Omdat ik tijdens de studie Algemene cultuurwetenschappen regelmatig merk dat enige bijbelkennis wel handig is, ben ik maar weer eens met dit ‘boek der boeken’ begonnen.
Genesis 29a
Na zijn droom vervolgt Jakob de reis naar het land van zijn vader en moeder waar hij hoopt een huwbare vrouw te vinden. Bij een waterput aangekomen treft hij een groep herders met hun schapen. Het blijkt dat zij uit Charan komen, de plek die Jakob als einddoel heeft. Op de vraag of zij bekend zijn met Laban, de broer van zijn moeder Rebekka antwoorden ze bevestigend. Niet lang daarna ziet hij een herderin naderen, toevalligerwijs is het Rachel, de dochter van Laban. Zijn nicht dus.
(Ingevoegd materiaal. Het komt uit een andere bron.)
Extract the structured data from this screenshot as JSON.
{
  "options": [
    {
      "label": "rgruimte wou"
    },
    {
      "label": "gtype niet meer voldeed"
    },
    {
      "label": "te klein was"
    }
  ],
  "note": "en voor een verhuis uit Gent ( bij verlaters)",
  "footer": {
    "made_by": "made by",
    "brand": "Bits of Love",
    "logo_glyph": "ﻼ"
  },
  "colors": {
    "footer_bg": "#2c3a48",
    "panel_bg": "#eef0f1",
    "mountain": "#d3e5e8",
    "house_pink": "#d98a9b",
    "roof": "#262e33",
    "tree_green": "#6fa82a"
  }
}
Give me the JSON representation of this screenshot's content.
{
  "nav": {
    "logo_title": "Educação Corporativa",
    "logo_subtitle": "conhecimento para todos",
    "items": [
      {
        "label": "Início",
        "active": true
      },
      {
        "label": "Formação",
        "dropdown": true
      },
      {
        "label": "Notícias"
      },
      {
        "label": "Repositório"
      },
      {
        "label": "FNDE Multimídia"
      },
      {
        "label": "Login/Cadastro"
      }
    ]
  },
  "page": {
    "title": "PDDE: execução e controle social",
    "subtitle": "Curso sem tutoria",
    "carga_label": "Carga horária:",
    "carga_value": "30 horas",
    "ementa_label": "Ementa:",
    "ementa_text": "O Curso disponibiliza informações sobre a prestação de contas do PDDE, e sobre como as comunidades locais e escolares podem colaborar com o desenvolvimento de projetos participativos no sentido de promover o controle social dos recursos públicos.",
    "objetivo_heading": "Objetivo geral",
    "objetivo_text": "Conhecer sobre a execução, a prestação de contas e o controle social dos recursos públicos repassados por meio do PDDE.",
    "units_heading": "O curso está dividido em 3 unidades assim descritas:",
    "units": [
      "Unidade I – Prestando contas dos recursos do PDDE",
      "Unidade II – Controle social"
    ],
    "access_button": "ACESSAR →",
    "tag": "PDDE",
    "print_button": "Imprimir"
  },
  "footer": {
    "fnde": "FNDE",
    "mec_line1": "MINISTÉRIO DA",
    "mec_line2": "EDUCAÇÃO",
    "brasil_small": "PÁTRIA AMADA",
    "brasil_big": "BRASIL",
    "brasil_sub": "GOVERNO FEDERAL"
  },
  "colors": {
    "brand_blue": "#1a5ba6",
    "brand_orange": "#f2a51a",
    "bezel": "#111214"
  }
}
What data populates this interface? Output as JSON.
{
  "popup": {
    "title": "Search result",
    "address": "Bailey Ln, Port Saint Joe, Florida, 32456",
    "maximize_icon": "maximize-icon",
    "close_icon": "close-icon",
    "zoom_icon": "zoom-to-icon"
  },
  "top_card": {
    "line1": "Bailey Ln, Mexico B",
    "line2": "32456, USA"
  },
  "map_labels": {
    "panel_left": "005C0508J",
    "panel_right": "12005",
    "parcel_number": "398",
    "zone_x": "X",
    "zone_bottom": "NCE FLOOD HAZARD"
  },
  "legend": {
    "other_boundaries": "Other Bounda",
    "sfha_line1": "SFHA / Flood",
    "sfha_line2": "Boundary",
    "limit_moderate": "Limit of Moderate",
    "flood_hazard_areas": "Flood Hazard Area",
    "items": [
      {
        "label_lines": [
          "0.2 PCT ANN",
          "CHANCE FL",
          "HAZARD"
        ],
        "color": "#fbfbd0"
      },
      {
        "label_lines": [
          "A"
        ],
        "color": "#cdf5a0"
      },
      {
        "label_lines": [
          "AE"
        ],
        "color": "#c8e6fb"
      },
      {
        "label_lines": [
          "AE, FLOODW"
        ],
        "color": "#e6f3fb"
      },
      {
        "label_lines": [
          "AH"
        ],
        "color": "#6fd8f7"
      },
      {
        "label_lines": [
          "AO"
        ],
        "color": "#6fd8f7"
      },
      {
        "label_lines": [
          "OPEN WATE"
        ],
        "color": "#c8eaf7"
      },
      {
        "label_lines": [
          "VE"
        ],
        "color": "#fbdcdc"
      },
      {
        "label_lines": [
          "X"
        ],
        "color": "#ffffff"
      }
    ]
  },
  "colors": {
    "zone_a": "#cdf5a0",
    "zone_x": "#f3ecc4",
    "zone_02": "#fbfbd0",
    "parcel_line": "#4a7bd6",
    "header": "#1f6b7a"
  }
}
Jakob rolt de steen van de put zodat het vee van zijn oom kan drinken en kust onderwijl Rachel van blijdschap waarbij hem de tranen over de wangen rollen. Rachel rent hierop zo snel als ze kan naar haar vader om hem te vertellen dat de zoon van zijn zus bij de put is. Laban op zijn beurt rent weer naar de put om Jakob te omhelzen, waarna ze samen naar het huis van Laban gaan, waar Jakob zijn hele geschiedenis vertelt.